In Waray it refers generically to a container for water.
To add to the confusion, garapinera also refers to the insulated container vendors carried their product around in rather than the device it was made with.
You can watch how ice cream was made in Victorian times here:
So, as far as we know, the first unambiguous appearance of ice-cream was in 1902 during a visit by the USS Alert to the Philippines.
Although ice was available in Manila, cold storage was another matter. Posh houses, hotels and so on, could store vegetables, fruit and water in their ice boxes but unless you had a convenient cow in your yard, as the Tafts did, fresh milk was a luxury.
Vendors sold carabao milk which had been brought into Manila by train, kept in a store at ambient temperature overnight then put on the streets as late as 4pm. To say the least, it wasn’t in the best of condition by the time it was purchased, and any bacteria would be thriving well.
With no wholesale cold storage available various chemicals, including formaledhyde would be added.
No wonder canned milk was preferred by those who could afford it.
Americans, including 60,000 soldiers at any one time, demanded beef but it was often so putrid when imported from the US that even those who cooked it would run away and throw-up. Again, chemicals were used resulting in meat of varying degrees of inedibility.
Australia developed the first refrigerated ships and the Americans in the Philippines became the backbone of the Australian beef industry. But there was a need for somewhere cold to store it.
Another ice issue arose from efforts to fight infectious diseases through vaccination throughout the islands. Ice chests could keep vaccines fresh but ice was not available outside Manila, at least in the quantities needed.
Ice could be a matter of life and death.
Enter the all-but-forgotten American Civil War veteran William Henry Corbusier, the pioneer of American ice plants and cold storage in the Philippines.
Here we are. The last decade of the 19th century and no confirmed sighting of ice cream nor the equipment to make it with, the garapinyera.
That gap may have much to do with the class structure of the Philippines at the time.
Who cared about the kitchen worker who made the ice cream?
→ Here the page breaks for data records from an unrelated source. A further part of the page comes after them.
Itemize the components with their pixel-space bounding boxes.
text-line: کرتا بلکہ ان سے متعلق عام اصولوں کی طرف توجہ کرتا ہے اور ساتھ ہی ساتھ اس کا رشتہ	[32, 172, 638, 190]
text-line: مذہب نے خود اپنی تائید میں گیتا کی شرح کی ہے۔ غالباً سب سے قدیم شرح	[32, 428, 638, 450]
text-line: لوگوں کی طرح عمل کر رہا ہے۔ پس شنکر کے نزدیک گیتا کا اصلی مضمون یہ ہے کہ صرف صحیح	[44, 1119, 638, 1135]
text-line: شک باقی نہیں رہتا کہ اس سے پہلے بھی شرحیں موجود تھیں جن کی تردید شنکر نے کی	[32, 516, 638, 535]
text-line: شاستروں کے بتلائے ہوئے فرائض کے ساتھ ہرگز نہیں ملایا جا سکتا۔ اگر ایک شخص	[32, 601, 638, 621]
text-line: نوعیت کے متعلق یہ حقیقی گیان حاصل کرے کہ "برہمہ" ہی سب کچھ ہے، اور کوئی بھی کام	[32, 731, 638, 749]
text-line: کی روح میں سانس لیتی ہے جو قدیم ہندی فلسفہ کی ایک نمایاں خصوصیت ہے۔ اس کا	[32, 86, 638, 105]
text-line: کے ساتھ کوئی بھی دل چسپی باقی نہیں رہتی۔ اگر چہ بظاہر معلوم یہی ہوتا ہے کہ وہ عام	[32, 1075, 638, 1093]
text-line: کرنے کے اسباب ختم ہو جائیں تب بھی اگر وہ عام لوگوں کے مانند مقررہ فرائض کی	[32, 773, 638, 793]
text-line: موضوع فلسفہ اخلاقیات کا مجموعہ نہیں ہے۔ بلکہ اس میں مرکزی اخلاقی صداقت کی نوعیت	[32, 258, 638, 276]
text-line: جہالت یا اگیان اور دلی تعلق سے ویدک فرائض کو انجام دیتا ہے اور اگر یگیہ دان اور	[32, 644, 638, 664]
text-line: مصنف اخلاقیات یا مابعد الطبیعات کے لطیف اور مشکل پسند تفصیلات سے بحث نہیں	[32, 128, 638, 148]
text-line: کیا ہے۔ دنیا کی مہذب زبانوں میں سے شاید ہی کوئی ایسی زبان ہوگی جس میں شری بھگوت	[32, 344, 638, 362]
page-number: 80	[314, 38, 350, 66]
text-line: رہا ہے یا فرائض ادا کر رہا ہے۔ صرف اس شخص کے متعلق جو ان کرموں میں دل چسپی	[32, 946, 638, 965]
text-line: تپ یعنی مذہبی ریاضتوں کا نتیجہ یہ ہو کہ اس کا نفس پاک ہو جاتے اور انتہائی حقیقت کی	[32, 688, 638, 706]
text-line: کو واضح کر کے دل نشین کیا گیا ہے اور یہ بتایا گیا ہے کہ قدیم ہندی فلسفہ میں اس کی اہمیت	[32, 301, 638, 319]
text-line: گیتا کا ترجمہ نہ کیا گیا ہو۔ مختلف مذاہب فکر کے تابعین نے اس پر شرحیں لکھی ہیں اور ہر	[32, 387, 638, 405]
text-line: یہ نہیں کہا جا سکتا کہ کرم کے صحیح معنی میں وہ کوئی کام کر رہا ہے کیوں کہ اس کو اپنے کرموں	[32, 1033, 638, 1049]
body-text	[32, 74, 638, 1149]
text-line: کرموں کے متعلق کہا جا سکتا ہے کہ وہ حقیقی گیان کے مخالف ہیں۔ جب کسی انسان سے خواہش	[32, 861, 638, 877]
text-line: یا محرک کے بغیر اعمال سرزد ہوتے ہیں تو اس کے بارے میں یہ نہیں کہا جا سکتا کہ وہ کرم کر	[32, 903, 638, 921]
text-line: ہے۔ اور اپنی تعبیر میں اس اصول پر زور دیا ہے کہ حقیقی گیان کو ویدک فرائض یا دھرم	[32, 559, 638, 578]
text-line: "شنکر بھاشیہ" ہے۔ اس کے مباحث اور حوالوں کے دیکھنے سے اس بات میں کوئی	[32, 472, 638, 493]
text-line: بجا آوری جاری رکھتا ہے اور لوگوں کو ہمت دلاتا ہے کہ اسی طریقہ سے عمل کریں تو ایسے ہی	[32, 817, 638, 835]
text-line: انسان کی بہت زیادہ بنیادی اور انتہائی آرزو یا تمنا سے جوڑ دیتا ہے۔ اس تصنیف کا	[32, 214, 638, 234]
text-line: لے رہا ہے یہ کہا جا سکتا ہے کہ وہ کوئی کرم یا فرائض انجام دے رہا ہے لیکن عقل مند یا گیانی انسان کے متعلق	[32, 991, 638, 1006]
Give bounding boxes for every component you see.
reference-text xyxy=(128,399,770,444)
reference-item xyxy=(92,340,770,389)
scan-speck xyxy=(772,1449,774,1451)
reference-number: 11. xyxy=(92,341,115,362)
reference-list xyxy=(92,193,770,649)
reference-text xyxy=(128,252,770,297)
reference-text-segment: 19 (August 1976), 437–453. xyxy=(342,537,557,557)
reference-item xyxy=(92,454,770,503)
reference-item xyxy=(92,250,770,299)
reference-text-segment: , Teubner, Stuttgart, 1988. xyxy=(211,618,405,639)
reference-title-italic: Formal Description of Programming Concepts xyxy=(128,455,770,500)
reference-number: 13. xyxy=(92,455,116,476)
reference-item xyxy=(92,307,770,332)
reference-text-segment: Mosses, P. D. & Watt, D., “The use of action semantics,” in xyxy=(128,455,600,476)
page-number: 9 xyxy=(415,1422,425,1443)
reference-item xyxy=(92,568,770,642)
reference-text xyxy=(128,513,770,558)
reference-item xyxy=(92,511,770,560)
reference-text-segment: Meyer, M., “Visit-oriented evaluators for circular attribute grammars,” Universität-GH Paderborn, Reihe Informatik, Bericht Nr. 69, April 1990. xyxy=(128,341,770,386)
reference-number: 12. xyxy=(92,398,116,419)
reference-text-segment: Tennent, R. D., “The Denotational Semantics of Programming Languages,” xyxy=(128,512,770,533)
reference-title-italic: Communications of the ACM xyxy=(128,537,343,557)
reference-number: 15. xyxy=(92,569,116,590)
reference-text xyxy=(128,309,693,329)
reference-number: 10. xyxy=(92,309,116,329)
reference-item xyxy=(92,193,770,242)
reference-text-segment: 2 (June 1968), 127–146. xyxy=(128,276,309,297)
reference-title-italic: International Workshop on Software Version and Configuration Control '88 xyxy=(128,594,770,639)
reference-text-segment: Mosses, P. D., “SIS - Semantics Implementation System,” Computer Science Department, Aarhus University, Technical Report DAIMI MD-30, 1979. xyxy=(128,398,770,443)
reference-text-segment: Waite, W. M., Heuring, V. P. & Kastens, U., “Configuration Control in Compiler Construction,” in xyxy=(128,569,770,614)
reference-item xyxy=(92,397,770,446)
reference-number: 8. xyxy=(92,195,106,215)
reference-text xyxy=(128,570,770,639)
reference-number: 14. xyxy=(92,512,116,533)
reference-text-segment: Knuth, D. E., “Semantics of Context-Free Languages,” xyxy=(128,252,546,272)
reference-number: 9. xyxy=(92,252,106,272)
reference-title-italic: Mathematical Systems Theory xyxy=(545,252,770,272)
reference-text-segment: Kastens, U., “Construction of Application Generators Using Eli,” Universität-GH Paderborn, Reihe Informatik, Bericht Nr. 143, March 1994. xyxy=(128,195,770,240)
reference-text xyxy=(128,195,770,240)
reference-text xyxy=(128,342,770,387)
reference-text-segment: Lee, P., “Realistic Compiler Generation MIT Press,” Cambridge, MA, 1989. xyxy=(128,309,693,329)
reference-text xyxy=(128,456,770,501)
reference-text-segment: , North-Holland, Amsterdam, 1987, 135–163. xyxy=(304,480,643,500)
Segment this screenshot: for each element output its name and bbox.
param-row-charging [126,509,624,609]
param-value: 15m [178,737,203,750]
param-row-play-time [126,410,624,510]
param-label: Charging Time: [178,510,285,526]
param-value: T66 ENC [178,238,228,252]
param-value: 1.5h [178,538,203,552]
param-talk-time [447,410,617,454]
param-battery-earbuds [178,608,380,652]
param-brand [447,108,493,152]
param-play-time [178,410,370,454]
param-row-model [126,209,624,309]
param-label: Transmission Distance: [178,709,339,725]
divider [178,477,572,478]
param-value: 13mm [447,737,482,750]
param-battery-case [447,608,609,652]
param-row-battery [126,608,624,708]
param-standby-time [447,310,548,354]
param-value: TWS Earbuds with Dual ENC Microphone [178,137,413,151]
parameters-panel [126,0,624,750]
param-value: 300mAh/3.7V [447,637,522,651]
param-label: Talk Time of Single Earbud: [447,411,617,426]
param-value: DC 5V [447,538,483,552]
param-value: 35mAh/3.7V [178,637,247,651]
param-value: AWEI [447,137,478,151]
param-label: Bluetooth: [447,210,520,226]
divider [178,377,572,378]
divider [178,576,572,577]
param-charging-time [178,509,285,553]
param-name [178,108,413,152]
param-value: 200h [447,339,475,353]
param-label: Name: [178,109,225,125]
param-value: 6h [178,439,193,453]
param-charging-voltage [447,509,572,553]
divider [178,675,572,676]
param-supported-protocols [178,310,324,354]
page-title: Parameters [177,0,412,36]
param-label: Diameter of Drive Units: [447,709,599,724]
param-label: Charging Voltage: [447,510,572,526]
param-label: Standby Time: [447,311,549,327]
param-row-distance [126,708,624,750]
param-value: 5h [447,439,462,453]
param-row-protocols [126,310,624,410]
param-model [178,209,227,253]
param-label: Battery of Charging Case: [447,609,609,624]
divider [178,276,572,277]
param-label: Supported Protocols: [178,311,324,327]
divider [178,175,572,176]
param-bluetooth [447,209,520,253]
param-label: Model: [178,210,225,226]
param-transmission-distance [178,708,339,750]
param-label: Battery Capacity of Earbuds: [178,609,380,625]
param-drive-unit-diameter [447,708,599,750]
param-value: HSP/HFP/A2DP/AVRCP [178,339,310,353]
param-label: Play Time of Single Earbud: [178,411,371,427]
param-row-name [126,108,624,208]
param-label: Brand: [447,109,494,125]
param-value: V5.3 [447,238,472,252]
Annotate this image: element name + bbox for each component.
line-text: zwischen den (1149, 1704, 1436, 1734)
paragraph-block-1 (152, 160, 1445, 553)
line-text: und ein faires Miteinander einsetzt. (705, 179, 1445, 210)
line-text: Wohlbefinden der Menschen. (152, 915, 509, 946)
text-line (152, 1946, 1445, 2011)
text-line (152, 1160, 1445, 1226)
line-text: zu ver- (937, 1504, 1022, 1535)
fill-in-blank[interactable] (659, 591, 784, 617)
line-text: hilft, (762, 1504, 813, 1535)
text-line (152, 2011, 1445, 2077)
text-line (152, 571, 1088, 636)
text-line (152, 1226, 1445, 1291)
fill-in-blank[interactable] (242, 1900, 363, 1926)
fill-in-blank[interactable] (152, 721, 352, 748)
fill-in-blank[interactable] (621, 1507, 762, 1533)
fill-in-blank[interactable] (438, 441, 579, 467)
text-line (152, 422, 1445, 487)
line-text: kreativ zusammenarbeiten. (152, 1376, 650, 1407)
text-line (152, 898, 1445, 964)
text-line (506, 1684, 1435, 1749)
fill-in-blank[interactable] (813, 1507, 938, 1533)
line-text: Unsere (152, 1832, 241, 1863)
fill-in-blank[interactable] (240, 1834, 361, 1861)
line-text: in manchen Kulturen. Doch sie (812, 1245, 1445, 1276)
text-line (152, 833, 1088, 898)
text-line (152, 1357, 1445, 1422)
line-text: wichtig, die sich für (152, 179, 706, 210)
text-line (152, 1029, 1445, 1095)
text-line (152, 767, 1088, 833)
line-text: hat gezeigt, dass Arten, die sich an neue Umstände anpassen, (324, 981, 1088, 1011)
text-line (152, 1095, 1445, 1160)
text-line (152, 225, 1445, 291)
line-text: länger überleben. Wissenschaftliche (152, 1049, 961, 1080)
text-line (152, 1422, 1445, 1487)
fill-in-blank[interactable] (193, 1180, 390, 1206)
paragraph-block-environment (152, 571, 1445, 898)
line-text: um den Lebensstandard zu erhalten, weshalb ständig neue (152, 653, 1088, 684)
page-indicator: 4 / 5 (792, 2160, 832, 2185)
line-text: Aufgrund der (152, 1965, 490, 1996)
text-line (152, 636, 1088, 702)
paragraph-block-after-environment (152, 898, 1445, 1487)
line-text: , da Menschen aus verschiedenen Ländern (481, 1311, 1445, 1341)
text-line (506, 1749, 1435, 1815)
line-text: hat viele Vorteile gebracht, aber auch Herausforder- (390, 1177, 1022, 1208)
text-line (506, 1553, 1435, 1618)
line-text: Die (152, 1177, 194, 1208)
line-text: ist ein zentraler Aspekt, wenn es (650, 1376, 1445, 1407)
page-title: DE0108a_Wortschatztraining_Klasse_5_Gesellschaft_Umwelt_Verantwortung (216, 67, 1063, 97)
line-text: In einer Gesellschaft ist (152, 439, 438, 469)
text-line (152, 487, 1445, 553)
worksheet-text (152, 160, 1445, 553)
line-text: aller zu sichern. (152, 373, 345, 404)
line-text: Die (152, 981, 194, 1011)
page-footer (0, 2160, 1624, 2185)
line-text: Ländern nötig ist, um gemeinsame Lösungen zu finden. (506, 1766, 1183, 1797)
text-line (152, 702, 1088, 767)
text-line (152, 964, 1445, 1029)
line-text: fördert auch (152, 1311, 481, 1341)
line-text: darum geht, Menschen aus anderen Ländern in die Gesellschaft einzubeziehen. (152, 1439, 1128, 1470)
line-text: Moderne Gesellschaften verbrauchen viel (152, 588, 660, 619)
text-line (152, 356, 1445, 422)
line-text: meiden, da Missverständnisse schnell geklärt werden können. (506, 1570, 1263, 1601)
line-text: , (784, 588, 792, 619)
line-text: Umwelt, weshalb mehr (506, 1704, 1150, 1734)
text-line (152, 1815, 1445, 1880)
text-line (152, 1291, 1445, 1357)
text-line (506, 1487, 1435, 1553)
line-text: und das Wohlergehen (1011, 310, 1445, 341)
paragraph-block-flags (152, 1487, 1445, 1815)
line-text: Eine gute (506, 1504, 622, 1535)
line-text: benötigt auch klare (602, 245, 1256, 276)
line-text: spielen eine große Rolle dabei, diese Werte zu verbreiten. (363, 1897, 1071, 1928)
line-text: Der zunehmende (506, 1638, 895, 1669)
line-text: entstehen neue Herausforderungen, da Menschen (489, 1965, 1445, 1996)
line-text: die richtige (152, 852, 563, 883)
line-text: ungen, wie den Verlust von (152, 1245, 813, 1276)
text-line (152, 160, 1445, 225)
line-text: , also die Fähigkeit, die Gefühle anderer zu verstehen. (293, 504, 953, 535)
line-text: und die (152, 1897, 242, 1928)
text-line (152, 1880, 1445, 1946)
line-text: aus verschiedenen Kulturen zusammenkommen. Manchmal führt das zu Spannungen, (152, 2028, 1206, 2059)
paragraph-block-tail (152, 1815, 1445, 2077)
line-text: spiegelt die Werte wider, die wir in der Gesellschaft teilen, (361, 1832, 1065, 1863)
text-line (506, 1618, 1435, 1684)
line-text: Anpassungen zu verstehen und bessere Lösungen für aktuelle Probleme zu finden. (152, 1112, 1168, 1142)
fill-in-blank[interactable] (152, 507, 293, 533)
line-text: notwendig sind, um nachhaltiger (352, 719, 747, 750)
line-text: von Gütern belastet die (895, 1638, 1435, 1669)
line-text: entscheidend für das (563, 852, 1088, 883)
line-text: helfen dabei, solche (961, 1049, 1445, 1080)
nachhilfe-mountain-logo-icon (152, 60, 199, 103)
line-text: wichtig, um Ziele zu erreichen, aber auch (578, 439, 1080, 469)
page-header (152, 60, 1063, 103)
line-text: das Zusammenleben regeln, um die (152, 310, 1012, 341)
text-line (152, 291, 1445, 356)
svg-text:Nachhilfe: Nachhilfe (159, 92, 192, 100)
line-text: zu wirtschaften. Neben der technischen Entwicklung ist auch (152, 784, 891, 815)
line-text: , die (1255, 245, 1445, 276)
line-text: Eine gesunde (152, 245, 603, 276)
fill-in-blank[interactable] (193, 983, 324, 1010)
Much as no-one thought it important to gather the experiences of the common tao who bore the brunt of the Philippine revolution and the war of independence against the USA.
The comparison is certainly valid: Professional kitchens are as hierarchical as a military unit. A unit of kitchen workers, from dish-washer to Chef is known as a brigade. They do the work but are beneath being noticed in 19th century Manila.